The memory of Harriet still brought a deep ache to his heart. ‘What a waste. What a tragedy for all of us, for me.’
Harriet’s death drove him to dark places, imprisoned him in solitary, to the point where he was ready to follow her. It was the memory of her that always made him smile to himself and draw him back. She gave him fifty five years through all the stages of love and life. She gave him their son, Magnus, and from him their grandson Walden and his kids, their great grandchildren. ‘She lives through them’. Jon looked for her in their faces. He brought her ashes with him to The Lodge. She rested on the dresser in his room, next to his armchair, so he could visit with her in peace and quiet; ending each day with her and say, ‘thank you for my life, I miss you every day, even after all this time’.
It was the memory of Harriet that made Jon determined to see his hundredth birthday. He imagined, though knew it was folly, that if he could just make it to one hundred years old that his soul might achieve immortality, that his essence would exist in the universe forever and he would meet with all those people that were his ancestors, thousands and thousands of souls that came before him and thousands that would come after. That he could be with Harriet and perhaps he could even be with Snorri.
The great Snorri Sturluson. The primary character in Jon’s occupation as a professor, teacher of Icelandic history at the University. More than being one of the most notable figures of Iceland’s past, Snorri was an ancestor, a 19th great grandfather, his genes were in Jon, his blood was their blood, even though Snorri was eight hundred years gone. That is a grandfather with 19 greats in front of it. He knew this as an amateur genealogist, who over many years had researched his own family ancestry and incorporated it with his teaching at the university.

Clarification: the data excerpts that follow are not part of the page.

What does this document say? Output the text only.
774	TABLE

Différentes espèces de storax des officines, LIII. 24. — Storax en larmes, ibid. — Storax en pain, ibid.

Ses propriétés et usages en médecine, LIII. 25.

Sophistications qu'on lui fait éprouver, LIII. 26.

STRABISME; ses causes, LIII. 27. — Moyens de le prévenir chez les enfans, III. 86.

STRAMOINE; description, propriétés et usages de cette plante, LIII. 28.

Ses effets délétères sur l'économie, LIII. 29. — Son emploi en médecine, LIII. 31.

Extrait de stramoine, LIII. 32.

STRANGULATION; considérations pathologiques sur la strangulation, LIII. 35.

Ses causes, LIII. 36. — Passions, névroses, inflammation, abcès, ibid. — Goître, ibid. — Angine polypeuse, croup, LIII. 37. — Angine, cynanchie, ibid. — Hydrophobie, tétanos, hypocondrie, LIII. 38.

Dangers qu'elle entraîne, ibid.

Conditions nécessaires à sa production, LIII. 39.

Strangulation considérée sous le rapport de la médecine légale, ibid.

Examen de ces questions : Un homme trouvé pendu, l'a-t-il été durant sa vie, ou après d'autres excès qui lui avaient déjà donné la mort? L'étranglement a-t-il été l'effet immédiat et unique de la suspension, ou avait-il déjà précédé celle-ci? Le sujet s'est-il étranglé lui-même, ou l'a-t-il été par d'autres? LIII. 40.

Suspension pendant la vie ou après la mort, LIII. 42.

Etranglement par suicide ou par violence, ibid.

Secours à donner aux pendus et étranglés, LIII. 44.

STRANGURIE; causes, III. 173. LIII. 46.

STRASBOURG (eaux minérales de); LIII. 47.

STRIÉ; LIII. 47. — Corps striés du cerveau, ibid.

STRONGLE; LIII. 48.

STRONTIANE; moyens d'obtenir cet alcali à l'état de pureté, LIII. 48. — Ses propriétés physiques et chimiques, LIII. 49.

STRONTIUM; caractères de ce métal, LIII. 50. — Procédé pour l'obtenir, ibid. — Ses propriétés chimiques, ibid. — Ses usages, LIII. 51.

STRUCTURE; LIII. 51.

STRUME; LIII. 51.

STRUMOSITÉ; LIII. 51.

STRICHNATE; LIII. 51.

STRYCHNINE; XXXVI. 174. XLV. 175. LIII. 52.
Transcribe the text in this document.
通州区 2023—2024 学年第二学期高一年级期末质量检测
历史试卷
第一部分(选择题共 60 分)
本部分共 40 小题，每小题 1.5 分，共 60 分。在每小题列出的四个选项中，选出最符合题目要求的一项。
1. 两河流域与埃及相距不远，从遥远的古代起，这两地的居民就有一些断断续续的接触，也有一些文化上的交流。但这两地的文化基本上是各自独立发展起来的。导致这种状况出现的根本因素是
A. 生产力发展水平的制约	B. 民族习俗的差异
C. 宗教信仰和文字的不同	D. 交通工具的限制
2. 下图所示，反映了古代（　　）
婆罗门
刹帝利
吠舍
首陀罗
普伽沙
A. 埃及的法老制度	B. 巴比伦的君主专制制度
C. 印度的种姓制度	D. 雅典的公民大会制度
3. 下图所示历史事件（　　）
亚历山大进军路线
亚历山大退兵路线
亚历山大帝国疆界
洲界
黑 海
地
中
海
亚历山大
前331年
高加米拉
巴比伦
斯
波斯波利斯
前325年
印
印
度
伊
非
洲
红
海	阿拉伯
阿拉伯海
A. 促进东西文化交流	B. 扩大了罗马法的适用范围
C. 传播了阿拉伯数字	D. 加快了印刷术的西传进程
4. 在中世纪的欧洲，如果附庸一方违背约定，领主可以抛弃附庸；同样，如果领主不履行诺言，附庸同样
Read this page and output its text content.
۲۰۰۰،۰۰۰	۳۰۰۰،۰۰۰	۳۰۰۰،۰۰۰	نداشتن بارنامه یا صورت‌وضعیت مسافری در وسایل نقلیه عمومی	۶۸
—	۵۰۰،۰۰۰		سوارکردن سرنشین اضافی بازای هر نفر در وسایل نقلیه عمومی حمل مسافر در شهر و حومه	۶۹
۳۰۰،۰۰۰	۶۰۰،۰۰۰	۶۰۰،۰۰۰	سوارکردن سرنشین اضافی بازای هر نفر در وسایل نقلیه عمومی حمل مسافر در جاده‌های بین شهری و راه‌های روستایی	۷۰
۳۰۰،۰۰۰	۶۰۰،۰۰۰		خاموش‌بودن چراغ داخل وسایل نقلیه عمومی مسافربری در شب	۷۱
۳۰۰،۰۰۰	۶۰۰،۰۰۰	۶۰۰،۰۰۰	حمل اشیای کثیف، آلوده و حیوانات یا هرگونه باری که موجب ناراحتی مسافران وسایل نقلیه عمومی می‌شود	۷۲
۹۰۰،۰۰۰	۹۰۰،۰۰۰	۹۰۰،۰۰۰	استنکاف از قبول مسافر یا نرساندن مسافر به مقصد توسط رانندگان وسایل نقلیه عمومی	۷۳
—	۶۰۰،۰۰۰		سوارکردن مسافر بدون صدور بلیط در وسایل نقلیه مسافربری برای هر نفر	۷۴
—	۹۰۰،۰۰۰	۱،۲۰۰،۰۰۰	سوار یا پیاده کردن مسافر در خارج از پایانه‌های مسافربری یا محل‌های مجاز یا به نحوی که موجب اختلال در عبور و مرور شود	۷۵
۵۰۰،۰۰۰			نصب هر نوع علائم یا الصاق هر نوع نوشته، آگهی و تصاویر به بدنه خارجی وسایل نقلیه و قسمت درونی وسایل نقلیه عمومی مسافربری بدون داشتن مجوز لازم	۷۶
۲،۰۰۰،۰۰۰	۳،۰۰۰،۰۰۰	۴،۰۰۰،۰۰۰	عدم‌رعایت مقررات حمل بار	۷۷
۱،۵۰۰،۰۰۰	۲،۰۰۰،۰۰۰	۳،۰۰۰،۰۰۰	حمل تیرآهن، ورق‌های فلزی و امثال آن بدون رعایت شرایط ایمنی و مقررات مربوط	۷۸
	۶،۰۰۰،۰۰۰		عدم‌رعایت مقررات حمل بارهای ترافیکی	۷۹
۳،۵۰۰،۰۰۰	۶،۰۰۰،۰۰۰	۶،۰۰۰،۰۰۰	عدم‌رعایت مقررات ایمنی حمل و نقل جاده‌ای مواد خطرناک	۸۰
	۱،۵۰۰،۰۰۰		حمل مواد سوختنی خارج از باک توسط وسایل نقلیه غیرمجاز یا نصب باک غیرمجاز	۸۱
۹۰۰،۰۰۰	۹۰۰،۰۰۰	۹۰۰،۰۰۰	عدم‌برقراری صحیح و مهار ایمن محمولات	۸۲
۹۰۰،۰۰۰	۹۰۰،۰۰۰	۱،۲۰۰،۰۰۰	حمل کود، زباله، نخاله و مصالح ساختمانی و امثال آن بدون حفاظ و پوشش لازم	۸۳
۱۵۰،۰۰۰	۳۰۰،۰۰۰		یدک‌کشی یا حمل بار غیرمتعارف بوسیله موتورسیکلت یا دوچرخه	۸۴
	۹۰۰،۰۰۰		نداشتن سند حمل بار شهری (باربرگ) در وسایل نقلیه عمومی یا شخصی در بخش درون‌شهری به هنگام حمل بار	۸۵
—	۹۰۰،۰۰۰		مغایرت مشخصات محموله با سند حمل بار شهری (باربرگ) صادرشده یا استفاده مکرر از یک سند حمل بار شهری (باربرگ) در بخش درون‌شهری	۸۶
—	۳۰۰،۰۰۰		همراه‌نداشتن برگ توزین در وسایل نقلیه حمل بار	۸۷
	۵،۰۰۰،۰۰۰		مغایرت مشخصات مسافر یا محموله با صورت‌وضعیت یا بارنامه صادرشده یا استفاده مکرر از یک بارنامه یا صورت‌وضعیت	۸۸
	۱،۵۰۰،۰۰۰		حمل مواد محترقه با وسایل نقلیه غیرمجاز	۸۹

Jon declared himself an atheist. He scoffed at organized religions and their practices. Yet he had come to this belief that there was some magic in 100 years that would grant one immortality in a better place.
‘That’s just another BS name for heaven or whatever. Don’t be such a hypocrite, such a fool,’ Jon told himself. But he couldn’t help it.
“Please yourself then,” Karl said as he shuffled away down the east hall, pretending to poke his syringe at each resident he passed, then leaving them with his snide laugh.